I believe the hints are ignored on recent CPUs, including the one mentioned here, so all hints (or none) would be equal. Also, I believe 2-way (or more) associativity should be sufficient to avoid complete eviction of one array by the other.
A single prefetch would be sufficient to bring in 2 cache lines (taking into account adjacent sector prefetch, if active), not an entire 4K page. A typical strategy is to unroll the loop and issue a single prefetch each time through, so as to reduce the number of redundant prefetches.

I was told that the VC++ Compiler2008 and Intel C++ Compiler11.0 can do unrolling loop very well.

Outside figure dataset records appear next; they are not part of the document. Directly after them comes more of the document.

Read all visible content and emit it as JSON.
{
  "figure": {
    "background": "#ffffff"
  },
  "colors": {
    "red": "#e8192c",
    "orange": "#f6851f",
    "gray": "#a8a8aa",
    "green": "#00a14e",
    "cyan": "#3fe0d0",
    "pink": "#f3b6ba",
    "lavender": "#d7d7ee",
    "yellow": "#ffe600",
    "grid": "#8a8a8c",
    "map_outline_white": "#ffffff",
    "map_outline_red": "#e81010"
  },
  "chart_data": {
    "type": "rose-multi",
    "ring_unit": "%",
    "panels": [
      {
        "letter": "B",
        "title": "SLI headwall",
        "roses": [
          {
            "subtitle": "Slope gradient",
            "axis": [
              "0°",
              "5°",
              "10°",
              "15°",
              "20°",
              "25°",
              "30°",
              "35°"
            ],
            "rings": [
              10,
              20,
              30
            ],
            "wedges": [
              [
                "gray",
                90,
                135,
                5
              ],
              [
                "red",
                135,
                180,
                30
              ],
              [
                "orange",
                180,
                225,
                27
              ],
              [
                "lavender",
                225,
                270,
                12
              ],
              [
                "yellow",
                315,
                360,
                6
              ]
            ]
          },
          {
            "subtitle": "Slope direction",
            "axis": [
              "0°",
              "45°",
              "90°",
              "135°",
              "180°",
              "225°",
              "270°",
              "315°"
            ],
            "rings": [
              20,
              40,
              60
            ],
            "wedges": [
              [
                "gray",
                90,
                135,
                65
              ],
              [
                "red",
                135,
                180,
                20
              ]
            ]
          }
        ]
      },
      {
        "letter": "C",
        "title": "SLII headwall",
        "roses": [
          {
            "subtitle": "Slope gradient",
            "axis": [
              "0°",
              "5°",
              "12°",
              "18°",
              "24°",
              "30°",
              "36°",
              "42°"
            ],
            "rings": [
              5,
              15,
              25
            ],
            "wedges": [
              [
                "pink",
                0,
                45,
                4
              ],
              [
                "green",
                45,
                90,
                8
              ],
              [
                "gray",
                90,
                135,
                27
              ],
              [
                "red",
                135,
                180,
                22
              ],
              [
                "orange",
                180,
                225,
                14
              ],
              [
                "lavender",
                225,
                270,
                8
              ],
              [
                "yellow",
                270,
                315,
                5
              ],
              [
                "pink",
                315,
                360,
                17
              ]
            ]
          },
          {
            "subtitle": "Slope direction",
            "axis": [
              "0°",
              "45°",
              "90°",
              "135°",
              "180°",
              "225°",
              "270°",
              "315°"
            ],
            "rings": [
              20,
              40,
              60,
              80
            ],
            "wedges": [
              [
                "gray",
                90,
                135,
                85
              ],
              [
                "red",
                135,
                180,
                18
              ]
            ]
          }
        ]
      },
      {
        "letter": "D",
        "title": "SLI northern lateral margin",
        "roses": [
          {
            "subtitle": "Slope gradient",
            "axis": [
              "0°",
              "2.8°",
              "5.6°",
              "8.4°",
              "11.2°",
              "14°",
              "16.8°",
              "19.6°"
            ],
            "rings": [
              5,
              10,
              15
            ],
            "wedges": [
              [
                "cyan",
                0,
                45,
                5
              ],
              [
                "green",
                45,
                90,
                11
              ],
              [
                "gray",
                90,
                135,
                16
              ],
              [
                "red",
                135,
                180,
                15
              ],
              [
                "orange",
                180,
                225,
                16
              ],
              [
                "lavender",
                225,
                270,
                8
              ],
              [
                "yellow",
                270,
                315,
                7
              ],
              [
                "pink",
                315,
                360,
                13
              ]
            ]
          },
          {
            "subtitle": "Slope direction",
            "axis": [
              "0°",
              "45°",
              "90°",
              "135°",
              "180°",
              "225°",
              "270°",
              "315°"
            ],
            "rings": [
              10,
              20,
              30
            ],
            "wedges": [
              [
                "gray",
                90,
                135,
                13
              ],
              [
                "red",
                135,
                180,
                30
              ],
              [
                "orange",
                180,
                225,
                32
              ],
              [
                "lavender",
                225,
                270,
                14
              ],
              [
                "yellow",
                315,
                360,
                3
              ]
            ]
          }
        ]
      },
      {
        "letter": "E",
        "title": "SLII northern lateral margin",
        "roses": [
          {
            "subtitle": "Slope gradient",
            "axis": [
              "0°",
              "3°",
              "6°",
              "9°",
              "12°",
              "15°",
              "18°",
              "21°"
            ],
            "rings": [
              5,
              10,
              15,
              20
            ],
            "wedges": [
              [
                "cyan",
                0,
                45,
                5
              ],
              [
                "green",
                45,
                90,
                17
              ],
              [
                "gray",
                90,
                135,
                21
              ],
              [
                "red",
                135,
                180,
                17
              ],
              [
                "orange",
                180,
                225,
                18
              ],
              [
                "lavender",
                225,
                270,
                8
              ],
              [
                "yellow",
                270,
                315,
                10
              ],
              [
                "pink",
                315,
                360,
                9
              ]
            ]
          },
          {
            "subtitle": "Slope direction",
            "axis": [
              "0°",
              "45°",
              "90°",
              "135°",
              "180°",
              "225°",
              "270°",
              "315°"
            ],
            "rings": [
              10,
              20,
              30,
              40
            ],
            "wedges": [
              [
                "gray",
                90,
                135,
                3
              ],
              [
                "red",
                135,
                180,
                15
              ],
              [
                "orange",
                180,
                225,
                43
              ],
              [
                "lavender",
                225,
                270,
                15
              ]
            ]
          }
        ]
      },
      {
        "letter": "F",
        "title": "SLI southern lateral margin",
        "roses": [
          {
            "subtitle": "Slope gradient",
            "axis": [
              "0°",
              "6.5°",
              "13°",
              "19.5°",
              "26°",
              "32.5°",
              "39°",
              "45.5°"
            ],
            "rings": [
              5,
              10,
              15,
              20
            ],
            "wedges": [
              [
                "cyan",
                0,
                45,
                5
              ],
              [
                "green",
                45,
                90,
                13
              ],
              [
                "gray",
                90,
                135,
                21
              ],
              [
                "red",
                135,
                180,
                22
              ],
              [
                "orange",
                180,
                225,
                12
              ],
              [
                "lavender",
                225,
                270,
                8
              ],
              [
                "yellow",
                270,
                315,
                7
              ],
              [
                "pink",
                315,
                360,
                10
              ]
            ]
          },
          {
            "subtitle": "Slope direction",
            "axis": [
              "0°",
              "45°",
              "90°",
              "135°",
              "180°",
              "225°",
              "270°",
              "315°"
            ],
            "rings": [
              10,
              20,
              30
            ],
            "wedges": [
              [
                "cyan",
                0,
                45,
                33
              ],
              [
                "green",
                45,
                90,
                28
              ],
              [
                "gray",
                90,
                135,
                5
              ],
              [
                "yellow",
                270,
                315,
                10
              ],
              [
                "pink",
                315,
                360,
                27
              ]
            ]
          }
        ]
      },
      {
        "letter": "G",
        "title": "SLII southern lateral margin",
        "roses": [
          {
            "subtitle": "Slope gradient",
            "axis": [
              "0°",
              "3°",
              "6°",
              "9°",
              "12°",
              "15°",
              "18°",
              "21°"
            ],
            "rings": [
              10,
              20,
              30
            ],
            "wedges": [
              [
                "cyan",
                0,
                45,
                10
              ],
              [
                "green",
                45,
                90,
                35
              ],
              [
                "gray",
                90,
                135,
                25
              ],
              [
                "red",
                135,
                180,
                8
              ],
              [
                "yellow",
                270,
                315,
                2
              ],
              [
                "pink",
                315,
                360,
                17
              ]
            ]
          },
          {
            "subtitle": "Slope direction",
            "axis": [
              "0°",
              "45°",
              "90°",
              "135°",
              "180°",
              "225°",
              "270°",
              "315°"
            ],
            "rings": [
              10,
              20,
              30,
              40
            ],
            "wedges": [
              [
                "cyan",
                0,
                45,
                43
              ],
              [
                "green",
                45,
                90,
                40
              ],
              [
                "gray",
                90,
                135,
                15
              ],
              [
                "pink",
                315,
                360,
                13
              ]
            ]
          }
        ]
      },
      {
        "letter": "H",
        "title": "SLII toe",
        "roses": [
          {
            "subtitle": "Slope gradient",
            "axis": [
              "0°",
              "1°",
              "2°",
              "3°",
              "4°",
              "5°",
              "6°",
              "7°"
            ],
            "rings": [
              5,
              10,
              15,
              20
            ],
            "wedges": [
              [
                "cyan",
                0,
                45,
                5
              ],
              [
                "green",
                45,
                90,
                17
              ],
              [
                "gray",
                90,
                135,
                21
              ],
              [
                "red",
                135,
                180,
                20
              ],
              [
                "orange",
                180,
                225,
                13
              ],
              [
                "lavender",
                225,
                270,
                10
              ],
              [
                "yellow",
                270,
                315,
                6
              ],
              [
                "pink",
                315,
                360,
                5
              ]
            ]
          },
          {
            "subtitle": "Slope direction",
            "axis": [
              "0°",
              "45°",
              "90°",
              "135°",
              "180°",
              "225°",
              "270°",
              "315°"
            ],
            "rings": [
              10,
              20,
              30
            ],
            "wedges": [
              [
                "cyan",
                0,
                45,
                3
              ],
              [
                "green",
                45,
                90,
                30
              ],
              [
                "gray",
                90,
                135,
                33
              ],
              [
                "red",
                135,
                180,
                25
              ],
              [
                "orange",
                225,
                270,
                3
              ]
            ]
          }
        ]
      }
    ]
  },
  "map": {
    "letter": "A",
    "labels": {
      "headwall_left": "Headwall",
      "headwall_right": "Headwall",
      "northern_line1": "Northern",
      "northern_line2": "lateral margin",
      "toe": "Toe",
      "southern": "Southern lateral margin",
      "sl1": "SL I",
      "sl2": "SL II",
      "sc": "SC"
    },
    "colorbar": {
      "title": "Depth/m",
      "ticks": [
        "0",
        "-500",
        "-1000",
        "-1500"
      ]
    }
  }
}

And I did do some experiments to test it. The code is just like

{

size_t size0 = size / 8 * 8;

# pragma omp parallel for

for (size_t i = 0; i != size0; i += 8)

{

array1[i + 0] += array2[i + 0];

array1[i + 1] += array2[i + 1];

array1[i + 2] += array2[i + 2];

array1[i + 3] += array2[i + 3];

array1[i + 4] += array2[i + 4];

array1[i + 5] += array2[i + 5];

array1[i + 6] += array2[i + 6];

array1[i + 7] += array2[i + 7];

}

for (size_t i = size0; i != size; i += 1)

{

array1 += array2;

}

I even changed the step from 8 to 16 and 32, but theexperimental results showed that it made a poor improvement.

Dmitry_Vyukov · ‎03-28-2010

> I even changed the step from 8 to 16 and 32, but theexperimental results showed that it made a poor improvement.

The point is that you need to insert prefetches into every 8-th iteration. You need an additional 'if' for that.
Probably the compiler will unroll the loop and then eliminate additional if's. But if you do that manually you are on the safer side.

bigknife · ‎03-28-2010

Quoting Dmitriy Vyukov

> I even changed the step from 8 to 16 and 32, but theexperimental results showed that it made a poor improvement.

The point is that you need to insert prefetches into every 8-th iteration. You need an additional 'if' for that.
Probably the compiler will unroll the loop and then eliminate additional if's. But if you do that manually you are on the safer side.

Probably you are right. But how to add the 'if' ?

Dmitry_Vyukov · ‎03-28-2010

for (size_t i = 0; i != size; i += 1)

{
if ((i % 8) == 0) _mm_prefetch((char*)(array + i) + 4096, ...);

array1 += array2;

}

bigknife · ‎03-28-2010

Quoting Dmitriy Vyukov

for (size_t i = 0; i != size; i += 1)

{
if ((i % 8) == 0) _mm_prefetch((char*)(array + i) + 4096, ...);

array1 += array2;

}

Then, explicit "unrolling the loop" is unnecessary?

Do you believe that we would get a big perfomanceimprovement in that way?

Dmitry_Vyukov · ‎03-28-2010

It depends.
It depends on what you consider "big improvement", what compiler you are using, how much do you want to depend on implementation details of the compiler.
If performance is important for you, then if you do manual loop unrolling you are on a safer side. However, a lot of developers do not borther themselfs with such things at all (parallelization, prefetching, etc).